MONTREAL, Aug. 5 - Domtar Inc. today announced net earnings of $8 million, or $0.03 per common share, and an operating profit of $56 million on net sales of $1.2 billion during the second quarter of 2003.
"Past efforts to improve the quality of our products and customer service, as well as reduce costs allowed Domtar to mitigate difficult market conditions and post net earnings during the second quarter, despite a $20 million loss in our lumber business. However, we believe that the joint venture with Tembec, announced on June 19th, will help improve our Wood segment's performance. Indeed, we anticipate that the joint venture will be able to generate $30 to $40 million of annual synergies, half of which will benefit Domtar. Finally, it will also contribute to much needed consolidation and rationalization in the North American lumber industry," said Raymond Royer, President and Chief Executive Officer of Domtar.
"It is also important to note that our accounting practices since 2002 exclude from our earnings the impact of currency fluctuations on the U.S. dollar denominated long-term debt contracted by Domtar. As such, our reported net earnings more adequately reflect our operational performance. In fact, had we included such gains in the second quarter, Domtar's net earnings would have increased by $94 million or $0.41 per common share," added Mr. Royer.

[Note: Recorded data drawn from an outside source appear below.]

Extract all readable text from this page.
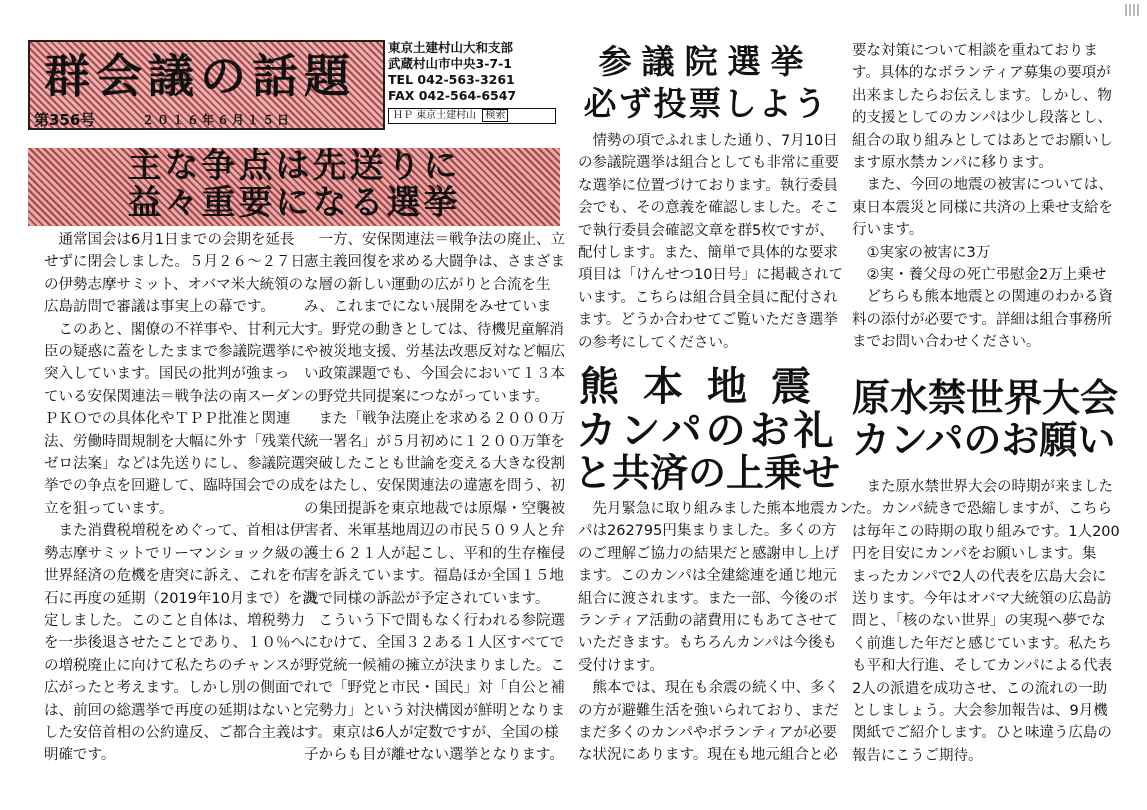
群会議の話題
第356号	２０１６年６月１５日
東京土建村山大和支部
武蔵村山市中央3-7-1
TEL 042-563-3261
FAX 042-564-6547
ＨＰ 東京土建村山 検索
主な争点は先送りに
益々重要になる選挙

　通常国会は6月1日までの会期を延長

せずに閉会しました。５月２６～２７日

の伊勢志摩サミット、オバマ米大統領の

広島訪問で審議は事実上の幕です。

　このあと、閣僚の不祥事や、甘利元大

臣の疑惑に蓋をしたままで参議院選挙に

突入しています。国民の批判が強まっ

ている安保関連法＝戦争法の南スーダン

ＰＫＯでの具体化やＴＰＰ批准と関連

法、労働時間規制を大幅に外す「残業代

ゼロ法案」などは先送りにし、参議院選

挙での争点を回避して、臨時国会での成

立を狙っています。

　また消費税増税をめぐって、首相は伊

勢志摩サミットでリーマンショック級の

世界経済の危機を唐突に訴え、これを布

石に再度の延期（2019年10月まで）を決

定しました。このこと自体は、増税勢力

を一歩後退させたことであり、１０％へ

の増税廃止に向けて私たちのチャンスが

広がったと考えます。しかし別の側面で

は、前回の総選挙で再度の延期はないと

した安倍首相の公約違反、ご都合主義は

明確です。

　一方、安保関連法＝戦争法の廃止、立

憲主義回復を求める大闘争は、さまざま

な層の新しい運動の広がりと合流を生

み、これまでにない展開をみせていま

す。野党の動きとしては、待機児童解消

や被災地支援、労基法改悪反対など幅広

い政策課題でも、今国会において１３本

の野党共同提案につながっています。

　また「戦争法廃止を求める２０００万

統一署名」が５月初めに１２００万筆を

突破したことも世論を変える大きな役割

をはたし、安保関連法の違憲を問う、初

の集団提訴を東京地裁では原爆・空襲被

害者、米軍基地周辺の市民５０９人と弁

護士６２１人が起こし、平和的生存権侵

害を訴えています。福島ほか全国１５地

裁で同様の訴訟が予定されています。

　こういう下で間もなく行われる参院選

にむけて、全国３２ある１人区すべてで

野党統一候補の擁立が決まりました。こ

れで「野党と市民・国民」対「自公と補

完勢力」という対決構図が鮮明となりま

す。東京は6人が定数ですが、全国の様

子からも目が離せない選挙となります。

参議院選挙
必ず投票しよう

　情勢の項でふれました通り、7月10日

の参議院選挙は組合としても非常に重要

な選挙に位置づけております。執行委員

会でも、その意義を確認しました。そこ

で執行委員会確認文章を群5枚ですが、

配付します。また、簡単で具体的な要求

項目は「けんせつ10日号」に掲載されて

います。こちらは組合員全員に配付され

ます。どうか合わせてご覧いただき選挙

の参考にしてください。

熊本地震
カンパのお礼
と共済の上乗せ

　先月緊急に取り組みました熊本地震カン

パは262795円集まりました。多くの方

のご理解ご協力の結果だと感謝申し上げ

ます。このカンパは全建総連を通じ地元

組合に渡されます。また一部、今後のボ

ランティア活動の諸費用にもあてさせて

いただきます。もちろんカンパは今後も

受付けます。

　熊本では、現在も余震の続く中、多く

の方が避難生活を強いられており、まだ

まだ多くのカンパやボランティアが必要

な状況にあります。現在も地元組合と必

要な対策について相談を重ねておりま

す。具体的なボランティア募集の要項が

出来ましたらお伝えします。しかし、物

的支援としてのカンパは少し段落とし、

組合の取り組みとしてはあとでお願いし

ます原水禁カンパに移ります。

　また、今回の地震の被害については、

東日本震災と同様に共済の上乗せ支給を

行います。

　①実家の被害に3万

　②実・養父母の死亡弔慰金2万上乗せ

　どちらも熊本地震との関連のわかる資

料の添付が必要です。詳細は組合事務所

までお問い合わせください。

原水禁世界大会
カンパのお願い

　また原水禁世界大会の時期が来ました

た。カンパ続きで恐縮しますが、こちら

は毎年この時期の取り組みです。1人200

円を目安にカンパをお願いします。集

まったカンパで2人の代表を広島大会に

送ります。今年はオバマ大統領の広島訪

問と、「核のない世界」の実現へ夢でな

く前進した年だと感じています。私たち

も平和大行進、そしてカンパによる代表

2人の派遣を成功させ、この流れの一助

としましょう。大会参加報告は、9月機

関紙でご紹介します。ひと味違う広島の

報告にこうご期待。
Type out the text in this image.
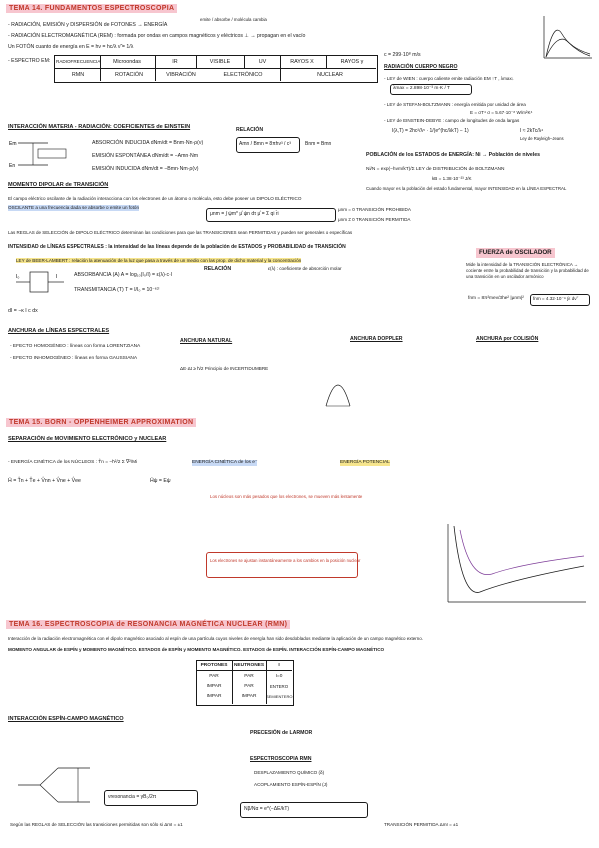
TEMA 14. FUNDAMENTOS ESPECTROSCOPIA
- RADIACIÓN, EMISIÓN y DISPERSIÓN de FOTONES → ENERGÍA
emite / absorbe / molécula cambia
- RADIACIÓN ELECTROMAGNÉTICA (REM) : formada por ondas en campos magnéticos y eléctricos ⊥ → propagan en el vacío
Un FOTÓN cuanto de energía en E = hν = hc/λ ν̃ = 1/λ
- ESPECTRO EM: RADIOFRECUENCIA	Microondas	IR	VISIBLE	UV	RAYOS X	RAYOS γ
RMN	ROTACIÓN	VIBRACIÓN	ELECTRÓNICO	NUCLEAR
c = 299·10⁸ m/s
RADIACIÓN CUERPO NEGRO
- LEY de WIEN : cuerpo caliente emite radiación EM ↑T , λmax↓
λmax = 2.898·10⁻³ m·K / T
- LEY de STEFAN-BOLTZMANN : energía emitida por unidad de área
E = σT⁴ σ = 5.67·10⁻⁸ W/m²K⁴
- LEY de EINSTEIN-DEBYE : campo de longitudes de onda largas
I(λ,T) = 2hc²/λ⁵ · 1/(e^(hc/λkT) − 1)	I ≈ 2kTc/λ⁴
Ley de Rayleigh–Jeans
INTERACCIÓN MATERIA - RADIACIÓN: COEFICIENTES de EINSTEIN
Em
En
ABSORCIÓN INDUCIDA dNm/dt = Bnm·Nn·ρ(ν)
EMISIÓN ESPONTÁNEA dNm/dt = −Amn·Nm
EMISIÓN INDUCIDA dNm/dt = −Bmn·Nm·ρ(ν)
RELACIÓN
Amn / Bmn = 8πhν³ / c³	Bnm = Bmn
POBLACIÓN de los ESTADOS de ENERGÍA: Ni → Población de niveles
Ni/N = exp(−hνm/kT)/Σ LEY de DISTRIBUCIÓN de BOLTZMANN
kB = 1.38·10⁻²³ J/K
Cuando mayor es la población del estado fundamental, mayor INTENSIDAD en la LÍNEA ESPECTRAL
MOMENTO DIPOLAR de TRANSICIÓN
El campo eléctrico oscilante de la radiación interacciona con los electrones de un átomo o molécula, esto debe poseer un DIPOLO ELÉCTRICO
OSCILANTE a una frecuencia dada se absorbe o emite un fotón
μnm = ∫ ψm* μ̂ ψn dτ μ̂ = Σ qi r̄i
μnm = 0 TRANSICIÓN PROHIBIDA
μnm ≠ 0 TRANSICIÓN PERMITIDA
Las REGLAS de SELECCIÓN de DIPOLO ELÉCTRICO determinan las condiciones para que las TRANSICIONES sean PERMITIDAS y pueden ser generales o específicas
INTENSIDAD de LÍNEAS ESPECTRALES : la intensidad de las líneas depende de la población de ESTADOS y PROBABILIDAD de TRANSICIÓN
LEY de BEER-LAMBERT : relación la atenuación de la luz que pasa a través de un medio con las prop. de dicho material y la concentración
I₀	I	ABSORBANCIA (A) A = log₁₀(I₀/I) = ε(λ)·c·l
TRANSMITANCIA (T) T = I/I₀ = 10⁻ᵋᶜˡ
RELACIÓN	ε(λ) : coeficiente de absorción molar
FUERZA de OSCILADOR
Mide la intensidad de la TRANSICIÓN ELECTRÓNICA → cociente entre la probabilidad de transición y la probabilidad de una transición en un oscilador armónico
fnm = 8π²meν/3he² |μnm|² fnm = 4.32·10⁻⁹ ∫ε dν̃
dI = −κ I c dx
ANCHURA de LÍNEAS ESPECTRALES
- EFECTO HOMOGÉNEO : líneas con forma LORENTZIANA
- EFECTO INHOMOGÉNEO : líneas en forma GAUSSIANA
ANCHURA NATURAL
ΔE·Δt ≥ ħ/2 Principio de INCERTIDUMBRE
ANCHURA DOPPLER	ANCHURA por COLISIÓN
TEMA 15. BORN - OPPENHEIMER APPROXIMATION
SEPARACIÓN de MOVIMIENTO ELECTRÓNICO y NUCLEAR
- ENERGÍA CINÉTICA de los NÚCLEOS : T̂n = −ħ²/2 Σ ∇²/Mi	ENERGÍA CINÉTICA de los e⁻	ENERGÍA POTENCIAL
Ĥ = T̂n + T̂e + V̂nn + V̂ne + V̂ee	Ĥψ = Eψ
Los núcleos son más pesados que los electrones, se mueven más lentamente
Los electrones se ajustan instantáneamente a los cambios en la posición nuclear
TEMA 16. ESPECTROSCOPIA de RESONANCIA MAGNÉTICA NUCLEAR (RMN)
Interacción de la radiación electromagnética con el dipolo magnético asociado al espín de una partícula cuyos niveles de energía han sido desdoblados mediante la aplicación de un campo magnético externo.
MOMENTO ANGULAR de ESPÍN y MOMENTO MAGNÉTICO. ESTADOS de ESPÍN y MOMENTO MAGNÉTICO. ESTADOS de ESPÍN. INTERACCIÓN ESPÍN-CAMPO MAGNÉTICO
PROTONES	NEUTRONES	I
PAR	PAR	I=0
IMPAR	PAR	ENTERO
IMPAR	IMPAR	SEMIENTERO
INTERACCIÓN ESPÍN-CAMPO MAGNÉTICO
νresonancia = γB₀/2π
PRECESIÓN de LARMOR
ESPECTROSCOPIA RMN
DESPLAZAMIENTO QUÍMICO (δ)
ACOPLAMIENTO ESPÍN-ESPÍN (J)
Nβ/Nα = e^(−ΔE/kT)
TRANSICIÓN PERMITIDA ΔmI = ±1
Según las REGLAS de SELECCIÓN las transiciones permitidas son sólo si ΔmI = ±1
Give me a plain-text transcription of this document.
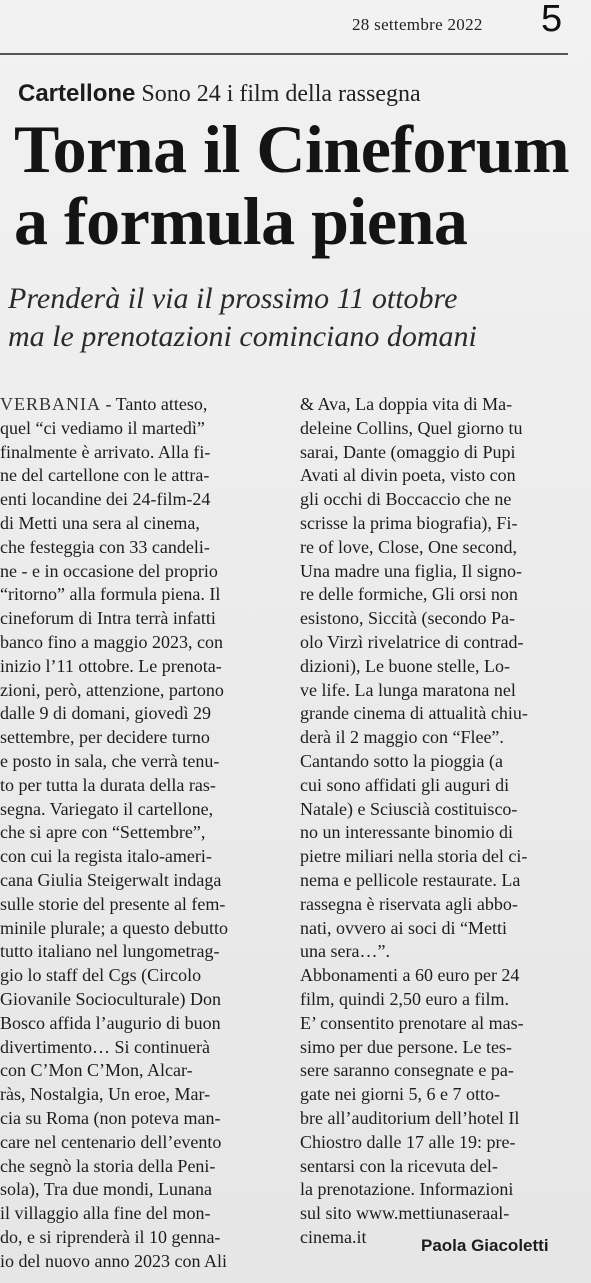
28 settembre 2022 5
Cartellone Sono 24 i film della rassegna
Torna il Cineforum
a formula piena
Prenderà il via il prossimo 11 ottobre
ma le prenotazioni cominciano domani
VERBANIA - Tanto atteso,
quel “ci vediamo il martedì”
finalmente è arrivato. Alla fi-
ne del cartellone con le attra-
enti locandine dei 24-film-24
di Metti una sera al cinema,
che festeggia con 33 candeli-
ne - e in occasione del proprio
“ritorno” alla formula piena. Il
cineforum di Intra terrà infatti
banco fino a maggio 2023, con
inizio l’11 ottobre. Le prenota-
zioni, però, attenzione, partono
dalle 9 di domani, giovedì 29
settembre, per decidere turno
e posto in sala, che verrà tenu-
to per tutta la durata della ras-
segna. Variegato il cartellone,
che si apre con “Settembre”,
con cui la regista italo-ameri-
cana Giulia Steigerwalt indaga
sulle storie del presente al fem-
minile plurale; a questo debutto
tutto italiano nel lungometrag-
gio lo staff del Cgs (Circolo
Giovanile Socioculturale) Don
Bosco affida l’augurio di buon
divertimento… Si continuerà
con C’Mon C’Mon, Alcar-
ràs, Nostalgia, Un eroe, Mar-
cia su Roma (non poteva man-
care nel centenario dell’evento
che segnò la storia della Peni-
sola), Tra due mondi, Lunana
il villaggio alla fine del mon-
do, e si riprenderà il 10 genna-
io del nuovo anno 2023 con Ali
& Ava, La doppia vita di Ma-
deleine Collins, Quel giorno tu
sarai, Dante (omaggio di Pupi
Avati al divin poeta, visto con
gli occhi di Boccaccio che ne
scrisse la prima biografia), Fi-
re of love, Close, One second,
Una madre una figlia, Il signo-
re delle formiche, Gli orsi non
esistono, Siccità (secondo Pa-
olo Virzì rivelatrice di contrad-
dizioni), Le buone stelle, Lo-
ve life. La lunga maratona nel
grande cinema di attualità chiu-
derà il 2 maggio con “Flee”.
Cantando sotto la pioggia (a
cui sono affidati gli auguri di
Natale) e Sciuscià costituisco-
no un interessante binomio di
pietre miliari nella storia del ci-
nema e pellicole restaurate. La
rassegna è riservata agli abbo-
nati, ovvero ai soci di “Metti
una sera…”.
Abbonamenti a 60 euro per 24
film, quindi 2,50 euro a film.
E’ consentito prenotare al mas-
simo per due persone. Le tes-
sere saranno consegnate e pa-
gate nei giorni 5, 6 e 7 otto-
bre all’auditorium dell’hotel Il
Chiostro dalle 17 alle 19: pre-
sentarsi con la ricevuta del-
la prenotazione. Informazioni
sul sito www.mettiunaseraal-
cinema.it	Paola Giacoletti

Operating profit in the Papers segment reached $58 million in the second quarter of 2003 compared to $60 million for the same period in 2002. Higher selling prices for pulp and certain paper products, as well as benefits stemming from our quality and profitability improvement programs enabled this segment to maintain its performance despite the negative effect of a stronger Canadian dollar, higher energy and fiber costs, as well as lower shipments. This segment's results were also impacted by our decision to adjust production to our customers' needs. As result of market-related and maintenance-related downtime, and production slowdown and disruptions, Domtar's shipment to capacity ratio stood at 93% for the second quarter of 2003 compared to 95% in the same period last year.
Operating profit in the Paper Merchants segment amounted to $5 million in the second quarter of 2003, compared to $7 million in the corresponding period of 2002. This decrease is attributable to lower profit stemming from erosion in prices for certain paper products and a change in customer mix.
Operating loss in the Wood segment amounted to $20 million in the second quarter of 2003 compared to an operating profit of $33 million in the second quarter of 2002. As shown in the table below, operating loss in the second quarter of 2003 would have been $9 million compared to an operating profit of $10 million in the corresponding period of 2002 if the net impact of duties related to softwood exports to the U.S. were excluded. Since May 22, 2002, Domtar has made and expensed cash deposits of $50 million for countervailing and antidumping duties.
Sustained efforts allowed our Wood segment to improve efficiency and reduce costs during the quarter. These efforts were, however, more than offset by a $21 million erosion in prices, lower shipments and the negative impact of a stronger Canadian dollar, which explain the $19 million variation from the second quarter 2003 compared to the same quarter in 2002.
In the Packaging segment, Domtar's second quarter share of the operating profit of Norampac Inc. stood at $13 million compared to $18 million in the same quarter of 2002. This reduction was mainly attributable to a decrease in selling prices for both corrugated containers and containerboard caused by the negative impact of a stronger Canadian dollar; lower shipments due to market- related downtime, and higher fiber and energy costs.
Liquidity and capital
Cash flows provided from operations in the first six months of 2003 amounted to $121 million, a decrease of $137 million compared to the same period in 2002. This decrease was mainly due to higher requirements for working capital in the first quarter and lower net earnings. Net capital expenditures for the six months ended June 30, 2003 amounted to $84 million compared to $82 million for the same period in 2002.
Domtar's net debt-to-total capitalization ratio as at June 30, 2003 was 47%, a decrease from 49% as at December 31, 2002.
Domtar's current business environment is impacted by factors beyond its control, such as soft economic conditions, currency fluctuations and high energy costs. Domtar will maintain efforts to reduce costs and improve efficiency. Domtar will also continue to monitor inventory closely and curtail production in order to match supply with customer demand, even if this leads to market-related downtime and affects our profitability improvement programs. Nonetheless, Domtar will pursue its objectives of providing shareholders with superior returns even in difficult market conditions and of positioning itself to take full advantage of any improvement in the economy.